Tea ceremony a cultural treasure
Among the various goods transported on the "Silk Road on the Sea," one item may be said to have been unique to China, i.e., green tea. Tea was grown in southern China. Tea cultivation began in Zhejiang during the 3rd century AD. During the Tang Dynasty, the local tea plantations fell into two regions, eastern and western Zhejiang. The western Zhejiang producers included Changxing, Anji, and Wukang counties under Huzhou, Lin'an, Yuqian, and Qiantang counties under Hangzhou, as well as Tonglu County under Muzhou.
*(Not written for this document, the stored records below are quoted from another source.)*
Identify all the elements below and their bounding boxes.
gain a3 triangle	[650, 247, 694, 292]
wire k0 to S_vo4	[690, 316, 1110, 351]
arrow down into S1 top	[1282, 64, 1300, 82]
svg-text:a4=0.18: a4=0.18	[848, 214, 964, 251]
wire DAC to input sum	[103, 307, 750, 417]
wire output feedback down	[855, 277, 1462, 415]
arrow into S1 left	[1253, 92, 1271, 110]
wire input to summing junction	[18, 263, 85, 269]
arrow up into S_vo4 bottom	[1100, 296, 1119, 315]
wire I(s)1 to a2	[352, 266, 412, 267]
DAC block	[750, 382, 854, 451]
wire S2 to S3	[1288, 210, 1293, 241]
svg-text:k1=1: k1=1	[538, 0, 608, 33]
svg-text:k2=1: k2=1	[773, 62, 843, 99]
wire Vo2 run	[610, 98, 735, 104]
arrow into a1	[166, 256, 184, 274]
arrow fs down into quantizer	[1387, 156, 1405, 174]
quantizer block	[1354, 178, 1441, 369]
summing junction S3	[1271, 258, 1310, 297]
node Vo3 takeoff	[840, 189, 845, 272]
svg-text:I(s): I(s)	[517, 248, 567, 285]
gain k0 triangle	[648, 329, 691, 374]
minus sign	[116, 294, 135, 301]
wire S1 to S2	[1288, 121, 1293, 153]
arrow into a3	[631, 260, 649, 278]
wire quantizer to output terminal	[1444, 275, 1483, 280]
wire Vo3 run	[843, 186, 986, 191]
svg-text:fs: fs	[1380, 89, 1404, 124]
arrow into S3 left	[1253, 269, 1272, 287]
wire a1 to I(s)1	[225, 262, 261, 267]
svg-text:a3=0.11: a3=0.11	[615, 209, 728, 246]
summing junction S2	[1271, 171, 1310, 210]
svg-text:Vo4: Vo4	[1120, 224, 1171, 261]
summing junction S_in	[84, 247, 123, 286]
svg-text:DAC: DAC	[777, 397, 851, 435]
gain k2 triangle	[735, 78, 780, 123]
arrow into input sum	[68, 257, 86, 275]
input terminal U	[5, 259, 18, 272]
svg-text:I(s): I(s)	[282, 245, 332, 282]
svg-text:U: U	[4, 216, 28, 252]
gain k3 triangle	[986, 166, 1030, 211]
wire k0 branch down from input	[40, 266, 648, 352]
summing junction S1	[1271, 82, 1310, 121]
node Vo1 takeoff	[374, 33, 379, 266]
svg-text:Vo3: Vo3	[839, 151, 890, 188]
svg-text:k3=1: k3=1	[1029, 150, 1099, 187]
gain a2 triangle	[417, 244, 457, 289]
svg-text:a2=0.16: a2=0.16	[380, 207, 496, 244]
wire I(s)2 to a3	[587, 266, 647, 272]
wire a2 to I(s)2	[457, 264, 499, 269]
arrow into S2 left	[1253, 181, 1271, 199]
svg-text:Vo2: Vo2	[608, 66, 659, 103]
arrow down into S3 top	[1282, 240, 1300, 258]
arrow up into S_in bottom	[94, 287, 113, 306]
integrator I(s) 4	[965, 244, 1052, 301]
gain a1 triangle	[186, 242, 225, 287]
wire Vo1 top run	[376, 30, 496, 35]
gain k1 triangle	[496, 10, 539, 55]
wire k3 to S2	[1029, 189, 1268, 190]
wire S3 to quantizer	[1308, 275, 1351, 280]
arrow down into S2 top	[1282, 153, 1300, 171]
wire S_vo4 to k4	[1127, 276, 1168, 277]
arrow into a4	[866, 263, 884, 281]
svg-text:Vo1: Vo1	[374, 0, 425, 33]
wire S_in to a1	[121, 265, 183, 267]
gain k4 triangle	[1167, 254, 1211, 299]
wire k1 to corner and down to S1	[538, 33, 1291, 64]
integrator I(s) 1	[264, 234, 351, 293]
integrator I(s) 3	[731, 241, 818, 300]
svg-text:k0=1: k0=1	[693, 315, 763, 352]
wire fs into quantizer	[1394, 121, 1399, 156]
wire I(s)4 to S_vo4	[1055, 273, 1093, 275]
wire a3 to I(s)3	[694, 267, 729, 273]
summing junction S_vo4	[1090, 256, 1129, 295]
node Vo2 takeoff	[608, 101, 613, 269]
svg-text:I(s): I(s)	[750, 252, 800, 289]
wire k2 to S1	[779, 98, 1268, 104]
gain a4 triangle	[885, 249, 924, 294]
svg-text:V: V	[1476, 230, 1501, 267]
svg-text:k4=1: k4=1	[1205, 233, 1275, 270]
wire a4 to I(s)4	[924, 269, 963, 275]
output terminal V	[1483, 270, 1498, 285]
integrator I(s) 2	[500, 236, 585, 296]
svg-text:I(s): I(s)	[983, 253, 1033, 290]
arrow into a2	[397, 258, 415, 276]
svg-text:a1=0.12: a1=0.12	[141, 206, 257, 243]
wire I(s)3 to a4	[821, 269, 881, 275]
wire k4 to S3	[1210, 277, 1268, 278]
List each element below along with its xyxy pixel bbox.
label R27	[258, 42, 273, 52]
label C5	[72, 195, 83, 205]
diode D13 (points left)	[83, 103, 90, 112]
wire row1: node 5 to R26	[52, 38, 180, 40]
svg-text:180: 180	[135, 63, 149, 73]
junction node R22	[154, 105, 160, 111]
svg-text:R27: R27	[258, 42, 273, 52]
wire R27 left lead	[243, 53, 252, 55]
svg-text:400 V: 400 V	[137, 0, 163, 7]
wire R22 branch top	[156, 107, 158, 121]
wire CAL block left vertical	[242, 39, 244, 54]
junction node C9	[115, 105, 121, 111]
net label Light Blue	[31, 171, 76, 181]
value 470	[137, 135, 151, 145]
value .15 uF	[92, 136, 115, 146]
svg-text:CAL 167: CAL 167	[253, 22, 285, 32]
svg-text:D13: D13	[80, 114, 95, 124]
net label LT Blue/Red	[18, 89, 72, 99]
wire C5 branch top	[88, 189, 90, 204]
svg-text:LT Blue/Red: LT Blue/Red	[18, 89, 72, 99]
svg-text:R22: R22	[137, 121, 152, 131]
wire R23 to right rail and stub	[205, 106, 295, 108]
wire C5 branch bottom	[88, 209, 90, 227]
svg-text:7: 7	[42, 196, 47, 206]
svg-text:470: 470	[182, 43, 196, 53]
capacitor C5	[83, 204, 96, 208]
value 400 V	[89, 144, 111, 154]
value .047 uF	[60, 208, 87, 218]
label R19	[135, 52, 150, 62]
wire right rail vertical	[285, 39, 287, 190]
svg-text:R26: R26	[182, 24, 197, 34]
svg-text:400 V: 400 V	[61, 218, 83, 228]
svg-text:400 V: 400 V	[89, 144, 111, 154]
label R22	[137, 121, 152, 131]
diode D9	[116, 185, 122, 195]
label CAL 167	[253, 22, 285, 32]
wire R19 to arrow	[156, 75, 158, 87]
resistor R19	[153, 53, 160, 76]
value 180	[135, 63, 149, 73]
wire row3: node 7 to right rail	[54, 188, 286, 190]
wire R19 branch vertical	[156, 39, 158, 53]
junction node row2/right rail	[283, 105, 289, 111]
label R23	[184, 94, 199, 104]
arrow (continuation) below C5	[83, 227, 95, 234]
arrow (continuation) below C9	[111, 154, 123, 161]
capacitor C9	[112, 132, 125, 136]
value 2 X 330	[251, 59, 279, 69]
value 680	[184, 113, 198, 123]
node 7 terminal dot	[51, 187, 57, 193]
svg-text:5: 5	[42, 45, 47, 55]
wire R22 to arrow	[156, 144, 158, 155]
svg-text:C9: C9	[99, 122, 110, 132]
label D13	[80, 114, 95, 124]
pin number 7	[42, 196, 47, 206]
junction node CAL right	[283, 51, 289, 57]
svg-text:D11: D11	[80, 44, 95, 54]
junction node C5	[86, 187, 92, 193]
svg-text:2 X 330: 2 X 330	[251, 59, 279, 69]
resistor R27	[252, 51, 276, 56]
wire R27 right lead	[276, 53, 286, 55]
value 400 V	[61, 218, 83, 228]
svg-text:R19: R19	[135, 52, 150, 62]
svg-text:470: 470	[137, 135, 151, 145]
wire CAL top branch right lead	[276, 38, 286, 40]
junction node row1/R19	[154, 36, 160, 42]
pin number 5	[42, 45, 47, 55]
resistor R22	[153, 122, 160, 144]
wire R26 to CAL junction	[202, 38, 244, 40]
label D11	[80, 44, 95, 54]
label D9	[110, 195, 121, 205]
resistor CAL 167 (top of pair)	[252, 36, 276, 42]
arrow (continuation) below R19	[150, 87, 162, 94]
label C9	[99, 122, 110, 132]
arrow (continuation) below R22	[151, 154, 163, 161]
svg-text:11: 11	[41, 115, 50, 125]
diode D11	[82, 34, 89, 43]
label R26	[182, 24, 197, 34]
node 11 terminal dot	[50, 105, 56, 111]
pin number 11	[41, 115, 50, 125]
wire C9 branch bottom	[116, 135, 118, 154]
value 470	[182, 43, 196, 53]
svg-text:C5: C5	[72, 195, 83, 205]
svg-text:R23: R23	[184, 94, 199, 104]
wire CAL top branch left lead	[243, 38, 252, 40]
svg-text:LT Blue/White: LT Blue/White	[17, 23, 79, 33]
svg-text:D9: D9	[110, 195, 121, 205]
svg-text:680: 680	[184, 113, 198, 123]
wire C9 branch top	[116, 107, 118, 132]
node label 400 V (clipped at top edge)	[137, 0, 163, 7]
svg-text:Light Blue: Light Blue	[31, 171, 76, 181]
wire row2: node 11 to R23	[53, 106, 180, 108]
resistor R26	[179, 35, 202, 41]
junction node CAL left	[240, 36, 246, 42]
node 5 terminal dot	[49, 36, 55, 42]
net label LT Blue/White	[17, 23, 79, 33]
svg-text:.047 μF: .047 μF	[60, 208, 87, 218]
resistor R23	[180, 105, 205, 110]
The eastern Zhejaang producers included Yuyao County under Yuezhou, Mingzhou (modern Ningbo), Dongyang County under Wuzhou modern Jinhua), and Shifeng (Tiantai) under Taizhou.
Meanwhile, the art of making tea gained currency gradually, with the Jingshan Temple in Yuhang under Hangzhou being regarded as a sacred place for the tea-making art. As the temple grew tea and the monks were fond of drinking this liquid, tea-making and serving customs such as tea feasts and assemblies were developed there during the Tang Dynasty. By the Song Dynasty, tea making and serving evolved into tea contests to taste the variety and quality of teas. Jingshan Temple held regular tea assemblies and feasts at which Buddhist scriptures were discussed. Jingshan was famous for the flavor of its tea and the spring well water with which to make tea. Later on, a new way of making tea was developed by which tea leaves were crushed into powder to be soaked in boiling water. This style lasted for several hundred years during which rituals and ceremonies for making and serving tea and holding tea assemblies, feasts and contests were gradually formalized as part of the Buddhist rituals.
Since China's economic and cultural exchanges with foreign countries were frequent during the Tang Dynasty and especially during the Song Dynasty, large numbers of Japanese monks came to China to study Zen of Buddhism. Zhejiang was their focal destination and they progressed to Guoqing Temple on Tiantai Mountain, Tiantong Temple of Ningbo, and Jingshan Temple of Yuhang. When they took Buddhist scriptures back to Japan, they also took tea and tea culture that was closely related to Buddhism. They gradually developed their own tea culture -- Japanese tea culture and tea ceremonies can be said to have their roots in China and in Zhejiang in particular.